QUINCHÍA, RISARALDA: Community links as a form of resistance

QUINCHÍA, RISARALDA: Community links as a form of resistance

The workshop on body and memory: “Cuerpo y Memoria” organised with the support of the German Colombian Peace Institute CAPAZ, Pontificia Universidad Javeriana in Bogotá, Katholische Universität Eichstätt-Ingolstadt in Germany, and Universidad Tecnológica de Pereira, was directed by the Colombian actress Reina Sánchez, on February 16 and 17, 2019.

The activity took place in Quinchía, in the Risaralda department, in Colombia’s coffee zone. Professor Alberto Berón (Universidad Tecnológica de Pereira) coordinates the exploratory study “The persistence of community links and the construction of memory and peace. The case of Quinchía in the Department of Risaralda”, which benefited from the CAPAZ 2018 call. The workshop in Chinchía is one of the activities of this exploratory study. We are pleased to share Professor Berón’s impressions on the workshop.

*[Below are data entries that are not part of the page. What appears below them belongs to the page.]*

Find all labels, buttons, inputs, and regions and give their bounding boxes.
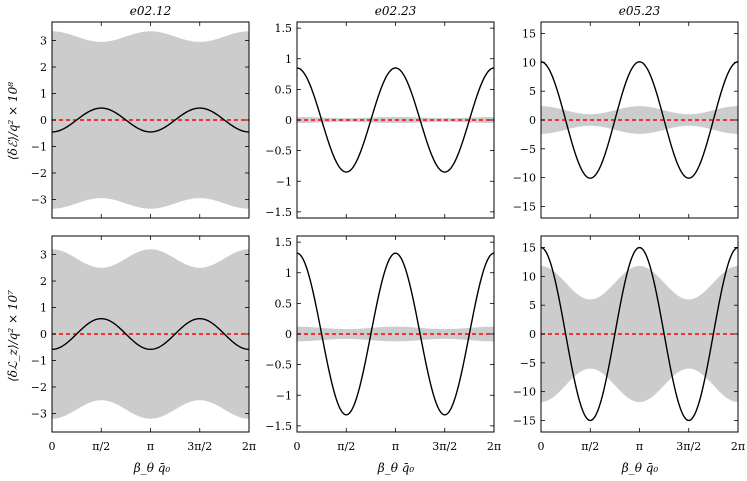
x-tick-label: 0 — [294, 440, 301, 453]
y-tick-label: 10 — [522, 56, 536, 69]
y-tick-label: 5 — [529, 299, 536, 312]
x-tick-label: 3π/2 — [187, 440, 212, 453]
y-tick-label: −10 — [513, 386, 536, 399]
y-tick-label: 2 — [40, 61, 47, 74]
y-tick-label: −5 — [520, 143, 536, 156]
x-tick-label: 2π — [731, 440, 745, 453]
y-tick-label: 0 — [529, 114, 536, 127]
y-tick-label: −1 — [276, 175, 292, 188]
y-tick-label: 3 — [40, 249, 47, 262]
x-tick-label: π — [147, 440, 154, 453]
y-tick-label: −1 — [31, 354, 47, 367]
y-tick-label: −10 — [513, 172, 536, 185]
y-tick-label: −1.5 — [265, 206, 292, 219]
data-curve — [541, 61, 738, 179]
y-tick-label: −1 — [276, 389, 292, 402]
y-tick-label: 15 — [522, 28, 536, 41]
y-tick-label: 15 — [522, 242, 536, 255]
y-tick-label: −0.5 — [265, 145, 292, 158]
y-tick-label: 1 — [40, 88, 47, 101]
panel-4: −3 −2 −1 0 1 2 3 0 π/2 π 3π/2 2π — [31, 235, 256, 453]
x-tick-label: π/2 — [581, 440, 599, 453]
y-tick-label: −1 — [31, 140, 47, 153]
panel-6: −15 −10 −5 0 5 10 15 0 π/2 π 3π/2 2π — [513, 235, 745, 453]
panel-3: −15 −10 −5 0 5 10 15 e05.23 — [513, 4, 739, 219]
x-tick-label: 3π/2 — [432, 440, 457, 453]
data-curve — [52, 317, 249, 351]
y-tick-label: 0 — [40, 328, 47, 341]
data-curve — [297, 252, 494, 416]
y-tick-label: −15 — [513, 414, 536, 427]
x-axis-label-col3: β_θ q̄₀ — [621, 461, 659, 475]
y-tick-label: −2 — [31, 381, 47, 394]
y-tick-label: 5 — [529, 85, 536, 98]
y-tick-label: −3 — [31, 193, 47, 206]
y-tick-label: 2 — [40, 275, 47, 288]
y-tick-label: −0.5 — [265, 359, 292, 372]
panel-title: e02.12 — [130, 4, 171, 18]
y-tick-label: 3 — [40, 35, 47, 48]
y-tick-label: 10 — [522, 270, 536, 283]
y-tick-label: 1.5 — [275, 22, 293, 35]
panel-5: −1.5 −1 −0.5 0 0.5 1 1.5 0 π/2 π 3π/2 2π — [265, 235, 501, 453]
y-tick-label: 1 — [285, 53, 292, 66]
y-axis-label-bottom: ⟨δℒ_z⟩/q² × 10⁷ — [6, 290, 20, 382]
x-axis-label-col2: β_θ q̄₀ — [377, 461, 415, 475]
y-axis-label-top: ⟨δℰ⟩/q² × 10⁸ — [6, 82, 20, 160]
y-tick-label: −3 — [31, 407, 47, 420]
x-tick-label: 0 — [538, 440, 545, 453]
x-tick-label: π/2 — [92, 440, 110, 453]
y-tick-label: 0 — [40, 114, 47, 127]
y-tick-label: −1.5 — [265, 420, 292, 433]
x-tick-label: 3π/2 — [676, 440, 701, 453]
panel-2: −1.5 −1 −0.5 0 0.5 1 1.5 e02.23 — [265, 4, 495, 219]
data-curve — [52, 107, 249, 133]
y-tick-label: 0 — [529, 328, 536, 341]
y-tick-label: −5 — [520, 357, 536, 370]
x-tick-label: 2π — [487, 440, 501, 453]
data-curve — [541, 246, 738, 422]
y-tick-label: 0.5 — [275, 83, 293, 96]
data-curve — [297, 67, 494, 173]
x-tick-label: 2π — [242, 440, 256, 453]
panel-1: −3 −2 −1 0 1 2 3 e02.12 — [31, 4, 250, 219]
x-tick-label: π — [636, 440, 643, 453]
y-tick-label: 1 — [285, 267, 292, 280]
y-tick-label: 0 — [285, 328, 292, 341]
y-tick-label: 1.5 — [275, 236, 293, 249]
y-tick-label: −15 — [513, 200, 536, 213]
panel-title: e02.23 — [375, 4, 417, 18]
x-tick-label: 0 — [49, 440, 56, 453]
y-tick-label: −2 — [31, 167, 47, 180]
y-tick-label: 0.5 — [275, 297, 293, 310]
x-tick-label: π/2 — [337, 440, 355, 453]
panels: −3−2−10123e02.12−1.5−1−0.500.511.5e02.23… — [31, 4, 745, 453]
y-tick-label: 0 — [285, 114, 292, 127]
y-tick-label: 1 — [40, 302, 47, 315]
x-tick-label: π — [392, 440, 399, 453]
x-axis-label-col1: β_θ q̄₀ — [133, 461, 171, 475]
panel-title: e05.23 — [619, 4, 661, 18]
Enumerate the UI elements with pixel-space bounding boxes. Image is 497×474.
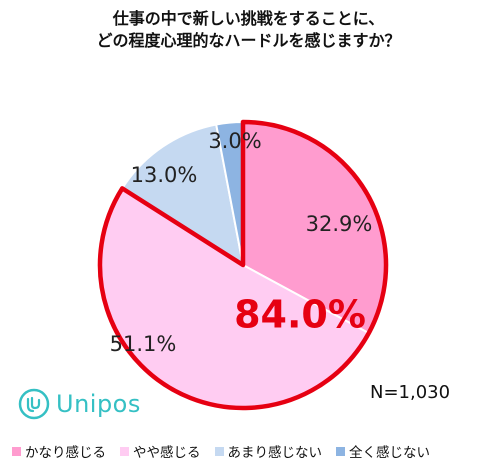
legend-item-2: あまり感じない bbox=[214, 441, 323, 461]
legend-swatch-3 bbox=[336, 446, 345, 456]
legend-item-0: かなり感じる bbox=[12, 441, 106, 461]
slice-value-label-1: 51.1% bbox=[110, 332, 177, 356]
legend-label-3: 全く感じない bbox=[349, 445, 430, 461]
chart-title-line-1: 仕事の中で新しい挑戦をすることに、 bbox=[112, 9, 385, 28]
legend-swatch-1 bbox=[120, 446, 129, 456]
legend-label-0: かなり感じる bbox=[25, 445, 106, 461]
unipos-logo: Unipos bbox=[18, 384, 141, 424]
highlight-outline bbox=[97, 119, 389, 411]
pie-slice-2 bbox=[120, 123, 245, 268]
chart-legend: かなり感じる やや感じる あまり感じない 全く感じない bbox=[12, 441, 430, 461]
slice-value-label-0: 32.9% bbox=[306, 212, 373, 236]
legend-swatch-2 bbox=[214, 446, 224, 456]
slice-value-label-2: 13.0% bbox=[131, 163, 198, 187]
legend-label-2: あまり感じない bbox=[227, 445, 323, 461]
legend-item-1: やや感じる bbox=[120, 441, 201, 461]
pie-slices bbox=[97, 119, 389, 411]
legend-label-1: やや感じる bbox=[133, 445, 201, 461]
unipos-logo-text: Unipos bbox=[56, 390, 141, 418]
slice-value-label-3: 3.0% bbox=[208, 129, 261, 153]
sample-size-label: N=1,030 bbox=[370, 382, 450, 403]
unipos-logo-icon bbox=[18, 388, 50, 420]
legend-swatch-0 bbox=[12, 446, 21, 456]
chart-title-line-2: どの程度心理的なハードルを感じますか？ bbox=[96, 31, 401, 50]
highlight-total-label: 84.0% bbox=[234, 293, 366, 337]
pie-labels: 32.9% 51.1% 13.0% 3.0% 84.0% bbox=[110, 129, 373, 356]
legend-item-3: 全く感じない bbox=[336, 441, 430, 461]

Quinchía, Risaralda: Community links as a form of resistance

Eighty-two year-old Doña Nilfa’s face, surrounded by people much younger than her, all taking part in one of the theatre exercises at the “Cuerpo y Memoria” workshop, was one of the demonstrations of lasting community ties. The figure of Doña Amparo, another of the elderly participants, allowed an exchange of life experiences, enriched by the presence of the municipality’s teachers, social leaders, children and youngsters.

The visits, meetings, and conversations with the local inhabitants, have contributed to gaining an understanding of a phenomenon that has been a concern for several years: how does a community and a territory that has experienced and suffered through the armed conflict through its different phases, persist, hidden in the mountains, in the struggle to defend its resources, among which: water, coffee, and gold?

The answer to this question is written all over the faces of the participants. Their beautiful eyes reflect their ability to deal with the loss of their children, brothers and sisters, husbands and wives, friends. The villages here, three hours from Pereira, the capital of Risaralda, resist by maintaining their community ties.

In 70 years, these ties have allowed successive generations in Quinchía to survive as a group, in opposition to the interests of economic actors that have wanted to extract their resources. These ties have also allowed them to deal with the political intolerance to the presence in the region of insurgent and counterinsurgent groups and state repression.

This experience of constructing a peace initiative has allowed us to approach the dynamics of a territory in which the close network of different generations, the oral tradition of the inhabitants, their taste for narrating stories, and the love of their terruño, as they call their land, keep the social memory alive.

Alberto Antonio Berón Ospina – Professor at Universidad Tecnológica de Pereira. Photos: Isabel Castillo.